Come è possibile? Grazie ad una «rete relazionale che le cosche sono riuscite ad intessere con professionisti, operatori economici ed esponenti del mondo della finanza, disponibili a prestare la propria opera per agevolarne gli interessi, sostanzialmente riconducibili a due macro aree: l’accumulazione dei capitali, il riciclaggio e il reimpiego dei proventi illeciti». La mentalità imprenditoriale non scaccia però «pratiche medioevali».
La vera forza dell’organizzazione si può cogliere, quindi, non tanto sull’unitarietà, che pure esiste, e che sembra coniugarsi ad una spiccata autonomia dei gruppi di ‘ndrangheta disseminati su tutto il territorio nazionale e all’estero rispetto alla casa madre, quanto sul patrimonio identitario, ovvero su quella che in altri termini può essere definita una grammatica ‘ndranghetista che appartiene a tutti gli affiliati.

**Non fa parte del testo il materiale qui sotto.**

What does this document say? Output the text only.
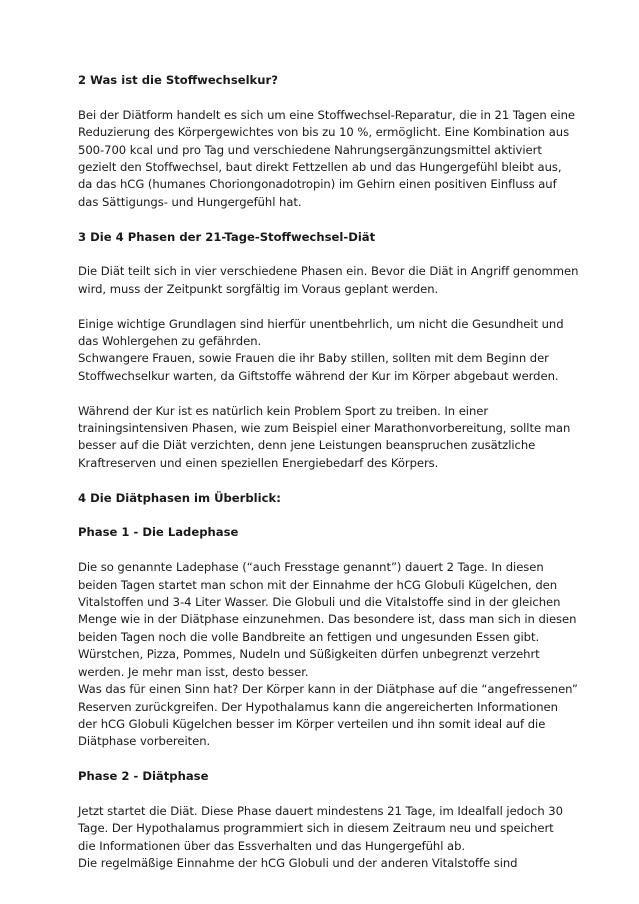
2 Was ist die Stoffwechselkur?
Bei der Diätform handelt es sich um eine Stoffwechsel-Reparatur, die in 21 Tagen eine
Reduzierung des Körpergewichtes von bis zu 10 %, ermöglicht. Eine Kombination aus
500-700 kcal und pro Tag und verschiedene Nahrungsergänzungsmittel aktiviert
gezielt den Stoffwechsel, baut direkt Fettzellen ab und das Hungergefühl bleibt aus,
da das hCG (humanes Choriongonadotropin) im Gehirn einen positiven Einfluss auf
das Sättigungs- und Hungergefühl hat.
3 Die 4 Phasen der 21-Tage-Stoffwechsel-Diät
Die Diät teilt sich in vier verschiedene Phasen ein. Bevor die Diät in Angriff genommen
wird, muss der Zeitpunkt sorgfältig im Voraus geplant werden.
Einige wichtige Grundlagen sind hierfür unentbehrlich, um nicht die Gesundheit und
das Wohlergehen zu gefährden.
Schwangere Frauen, sowie Frauen die ihr Baby stillen, sollten mit dem Beginn der
Stoffwechselkur warten, da Giftstoffe während der Kur im Körper abgebaut werden.
Während der Kur ist es natürlich kein Problem Sport zu treiben. In einer
trainingsintensiven Phasen, wie zum Beispiel einer Marathonvorbereitung, sollte man
besser auf die Diät verzichten, denn jene Leistungen beanspruchen zusätzliche
Kraftreserven und einen speziellen Energiebedarf des Körpers.
4 Die Diätphasen im Überblick:
Phase 1 - Die Ladephase
Die so genannte Ladephase (“auch Fresstage genannt”) dauert 2 Tage. In diesen
beiden Tagen startet man schon mit der Einnahme der hCG Globuli Kügelchen, den
Vitalstoffen und 3-4 Liter Wasser. Die Globuli und die Vitalstoffe sind in der gleichen
Menge wie in der Diätphase einzunehmen. Das besondere ist, dass man sich in diesen
beiden Tagen noch die volle Bandbreite an fettigen und ungesunden Essen gibt.
Würstchen, Pizza, Pommes, Nudeln und Süßigkeiten dürfen unbegrenzt verzehrt
werden. Je mehr man isst, desto besser.
Was das für einen Sinn hat? Der Körper kann in der Diätphase auf die “angefressenen”
Reserven zurückgreifen. Der Hypothalamus kann die angereicherten Informationen
der hCG Globuli Kügelchen besser im Körper verteilen und ihn somit ideal auf die
Diätphase vorbereiten.
Phase 2 - Diätphase
Jetzt startet die Diät. Diese Phase dauert mindestens 21 Tage, im Idealfall jedoch 30
Tage. Der Hypothalamus programmiert sich in diesem Zeitraum neu und speichert
die Informationen über das Essverhalten und das Hungergefühl ab.
Die regelmäßige Einnahme der hCG Globuli und der anderen Vitalstoffe sind
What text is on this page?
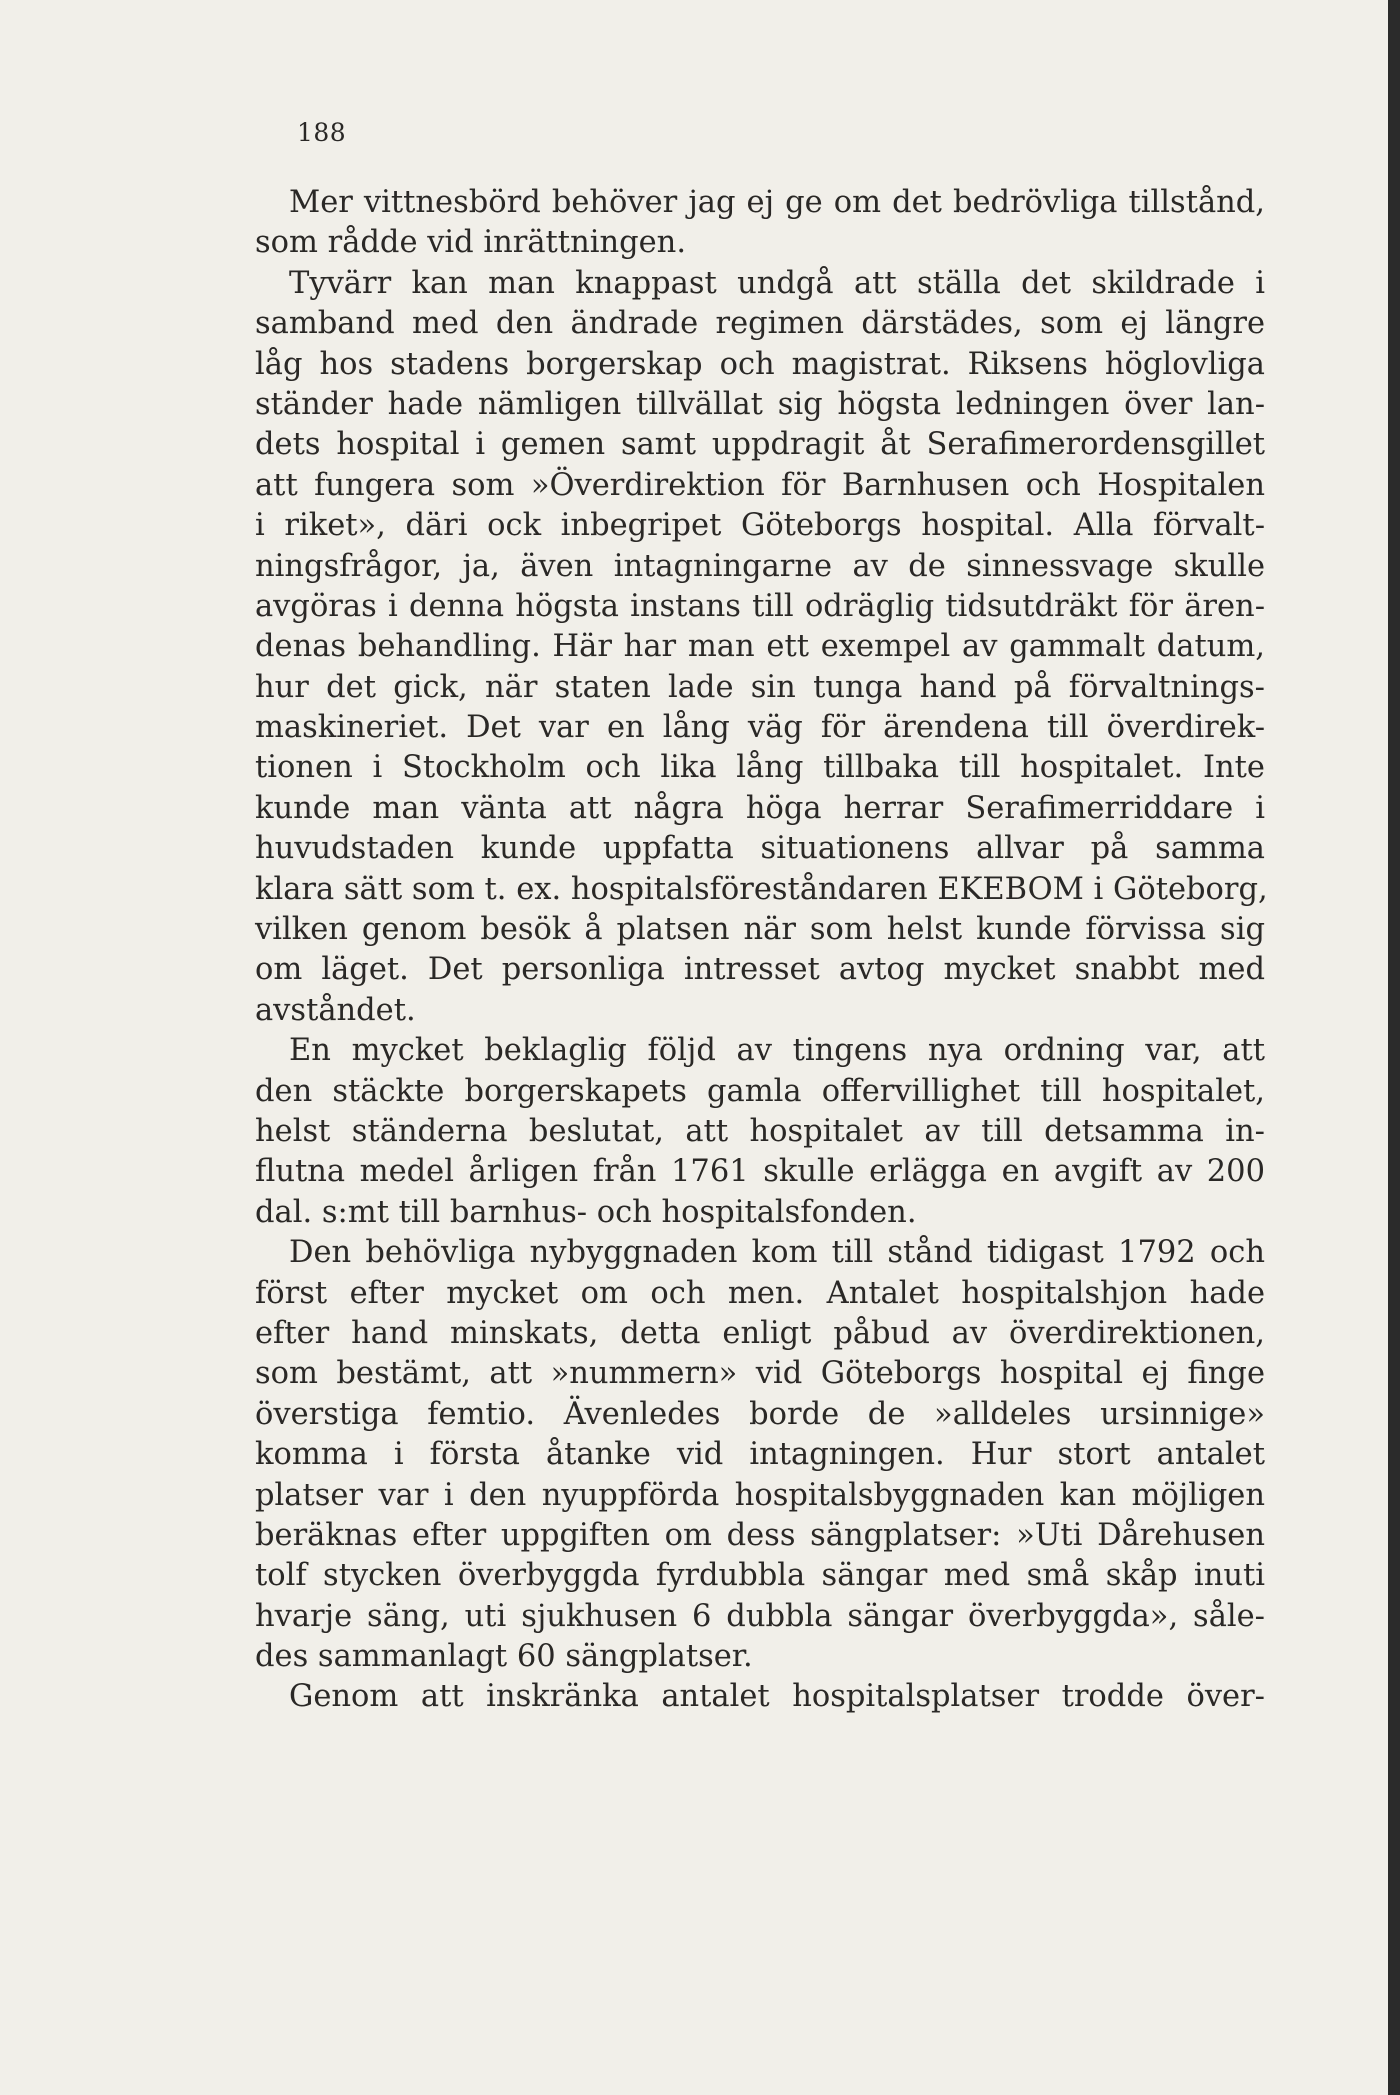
188
Mer vittnesbörd behöver jag ej ge om det bedrövliga tillstånd,
som rådde vid inrättningen.
Tyvärr kan man knappast undgå att ställa det skildrade i
samband med den ändrade regimen därstädes, som ej längre
låg hos stadens borgerskap och magistrat. Riksens höglovliga
ständer hade nämligen tillvällat sig högsta ledningen över lan-
dets hospital i gemen samt uppdragit åt Serafimerordensgillet
att fungera som »Överdirektion för Barnhusen och Hospitalen
i riket», däri ock inbegripet Göteborgs hospital. Alla förvalt-
ningsfrågor, ja, även intagningarne av de sinnessvage skulle
avgöras i denna högsta instans till odräglig tidsutdräkt för ären-
denas behandling. Här har man ett exempel av gammalt datum,
hur det gick, när staten lade sin tunga hand på förvaltnings-
maskineriet. Det var en lång väg för ärendena till överdirek-
tionen i Stockholm och lika lång tillbaka till hospitalet. Inte
kunde man vänta att några höga herrar Serafimerriddare i
huvudstaden kunde uppfatta situationens allvar på samma
klara sätt som t. ex. hospitalsföreståndaren EKEBOM i Göteborg,
vilken genom besök å platsen när som helst kunde förvissa sig
om läget. Det personliga intresset avtog mycket snabbt med
avståndet.
En mycket beklaglig följd av tingens nya ordning var, att
den stäckte borgerskapets gamla offervillighet till hospitalet,
helst ständerna beslutat, att hospitalet av till detsamma in-
flutna medel årligen från 1761 skulle erlägga en avgift av 200
dal. s:mt till barnhus- och hospitalsfonden.
Den behövliga nybyggnaden kom till stånd tidigast 1792 och
först efter mycket om och men. Antalet hospitalshjon hade
efter hand minskats, detta enligt påbud av överdirektionen,
som bestämt, att »nummern» vid Göteborgs hospital ej finge
överstiga femtio. Ävenledes borde de »alldeles ursinnige»
komma i första åtanke vid intagningen. Hur stort antalet
platser var i den nyuppförda hospitalsbyggnaden kan möjligen
beräknas efter uppgiften om dess sängplatser: »Uti Dårehusen
tolf stycken överbyggda fyrdubbla sängar med små skåp inuti
hvarje säng, uti sjukhusen 6 dubbla sängar överbyggda», såle-
des sammanlagt 60 sängplatser.
Genom att inskränka antalet hospitalsplatser trodde över-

Ci si trova, così, di fronte ad un’organizzazione criminale che se da un lato opera alla stregua di una holding, indiscutibilmente riconosciuta tra i principali player internazionali del narcotraffico, dall’altro cementa ancora i patti di ‘ndrangheta attraverso pratiche medioevali, come i matrimoni forzati delle spose-bambine.